MECHANISM OF NUCLEAR FUSION IN YEAST

酵母核聚变机制

• 批准号: 3293357
• 负责人: Mark David Rose
• 金额: $ 17.22万
• 依托单位: PRINCETON UNIVERSITY
• 依托单位国家: 美国
• 财政年份: 1986
• 资助国家: 美国
• 起止时间: 1986-12-01 至 1991-11-30
• 项目状态: 已结题
• 来源: https://reporter.nih.gov/project-details/3293357
• 关键词: Saccharomyces; affinity chromatography; alleles; cell cycle; cell parasexuality; centrifugation; density gradient ultracentrifugation; developmental genetics; fungal genetics; gel electrophoresis; gene expression; gene interaction; gene mutation; genes; genetic manipulation; genetic mapping; immunofluorescence technique; meiosis; microorganism conjugation; mitotic spindle apparatus; molecular cloning; molecular genetics; nucleic acid sequence; sporogenesis; temperature sensitive mutant

The yeast spindle plaque and associated microtubules mediate the fusion of nuclei during mating. By identifying the genes and gene products responsible for nuclear fusion we aim to identify the components of the spindle plaque and the mechanism of its function. The spindle plaque is of wide interest as it is the sole organizer of microtubules in the yeast cell. Little is known about the mechanism of function of any microtubule organizer. Therefore understanding of the mechanism of nuclear fusion is likely to be important to the understanding of a broad set of phenomena common to all eukaryotic cells such as organelle movement, membrane and organelle fusion, and the regulation and function of microtubules in mitosis and meiosis. Yeast is an organism which is easily manipulated genetically, which should allow rapid analysis of these very complex processes. We will address the following specific experimental aims: 1) The full spectrum of functions on one nuclear fusion gene, KARI, in mitosis, nuclear fusion and sporulation, will be determined by a combination of the genetic analysis of mutations in the gene and the subcellular localization of the gene product. Genes that interact with the KARI gene will be identified by mutations that suppress different KARI mutations. 2) The mechanism of nuclear fusion will be examined by the development of an in vitro system for nuclear fusion. The proteins that are required for nuclear fusion will be characterized in the in vitro nuclear fusion assay. 3) The pathway of nuclear fusion will be dissected by the isolation of mutations in the other genes that are required for nuclear fusion. The functions of the different genes will be ordered by reciprocal shift experiments and cytology of the different mutants. Nuclear fusion genes will be isolated and analyzed by in vitro mutagenesis and gene replacement to determine their role in the mitotic functions of the spindle plaque.

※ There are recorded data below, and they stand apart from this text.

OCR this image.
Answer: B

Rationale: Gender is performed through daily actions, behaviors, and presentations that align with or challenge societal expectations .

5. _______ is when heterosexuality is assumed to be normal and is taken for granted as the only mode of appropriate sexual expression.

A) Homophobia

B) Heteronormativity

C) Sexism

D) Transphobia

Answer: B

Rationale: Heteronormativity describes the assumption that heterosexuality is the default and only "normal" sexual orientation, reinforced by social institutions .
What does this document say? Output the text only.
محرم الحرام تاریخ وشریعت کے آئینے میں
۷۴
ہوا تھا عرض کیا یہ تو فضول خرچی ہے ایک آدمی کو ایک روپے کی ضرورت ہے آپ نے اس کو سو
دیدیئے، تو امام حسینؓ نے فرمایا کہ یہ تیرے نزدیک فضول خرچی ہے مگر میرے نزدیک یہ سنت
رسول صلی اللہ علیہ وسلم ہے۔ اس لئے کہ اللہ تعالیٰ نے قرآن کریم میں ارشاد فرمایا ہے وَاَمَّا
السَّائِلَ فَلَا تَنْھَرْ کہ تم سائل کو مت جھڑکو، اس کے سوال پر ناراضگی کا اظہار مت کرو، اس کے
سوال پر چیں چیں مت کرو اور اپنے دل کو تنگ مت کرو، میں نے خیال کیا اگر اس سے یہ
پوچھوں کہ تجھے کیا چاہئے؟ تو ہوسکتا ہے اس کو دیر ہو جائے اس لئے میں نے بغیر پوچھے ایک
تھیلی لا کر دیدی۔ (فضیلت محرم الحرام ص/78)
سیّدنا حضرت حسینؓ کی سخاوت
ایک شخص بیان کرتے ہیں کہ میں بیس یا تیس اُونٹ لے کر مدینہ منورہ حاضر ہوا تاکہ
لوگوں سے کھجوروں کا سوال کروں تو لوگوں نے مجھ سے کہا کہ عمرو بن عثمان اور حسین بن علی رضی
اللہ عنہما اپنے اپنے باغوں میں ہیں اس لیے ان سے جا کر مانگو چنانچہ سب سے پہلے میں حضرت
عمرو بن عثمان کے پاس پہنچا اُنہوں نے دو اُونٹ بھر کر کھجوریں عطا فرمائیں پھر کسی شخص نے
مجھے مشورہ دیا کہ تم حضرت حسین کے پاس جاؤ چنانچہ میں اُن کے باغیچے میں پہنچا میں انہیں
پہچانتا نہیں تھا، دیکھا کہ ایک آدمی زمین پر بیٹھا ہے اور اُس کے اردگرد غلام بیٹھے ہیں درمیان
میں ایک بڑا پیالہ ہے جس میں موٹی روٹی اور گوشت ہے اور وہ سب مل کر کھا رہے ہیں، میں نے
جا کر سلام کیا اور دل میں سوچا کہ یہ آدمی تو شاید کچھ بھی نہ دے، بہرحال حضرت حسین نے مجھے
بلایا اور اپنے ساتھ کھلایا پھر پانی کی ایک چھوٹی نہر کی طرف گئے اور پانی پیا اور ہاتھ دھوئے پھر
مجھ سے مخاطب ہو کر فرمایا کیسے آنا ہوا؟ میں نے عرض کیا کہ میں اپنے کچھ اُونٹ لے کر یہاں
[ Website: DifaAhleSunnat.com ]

酵母梭菌斑和相关的微管介导了 核在交配过程中。 通过识别基因和基因产物 我们的目标是确定核聚变的组成部分， 梭形菌斑及其作用机制。 纺锤体斑块是 广泛的兴趣，因为它是唯一的组织者微管在酵母 cell. 对任何微管的功能机制知之甚少 主办方 因此，了解核聚变的机制是 可能对理解一系列广泛的现象很重要 所有真核细胞共有的功能，如细胞器运动、膜和 细胞器融合，以及微管的调节和功能， 有丝分裂和减数分裂。 酵母是一种很容易被操纵的有机体 基因，这应该允许快速分析这些非常复杂的 流程. 我们将讨论以下具体的实验目标： 1)一个核融合基因KARI的功能的全谱， 有丝分裂，核融合和孢子形成，将由 结合基因突变的遗传分析和 基因产物的亚细胞定位。 基因与 KARI基因将通过抑制不同KARI的突变来鉴定 突变。 2)核聚变的机制将通过发展 一个体外核聚变系统 这些蛋白质是 核融合将在体外核融合测定中表征。 3)核聚变的途径将通过分离 核融合所需的其他基因突变。 的 不同基因的功能将按相互移位排序 不同突变体的实验和细胞学。 核融合基因 将通过体外诱变和基因置换分离和分析 以确定它们在纺锤体斑块的有丝分裂功能中的作用。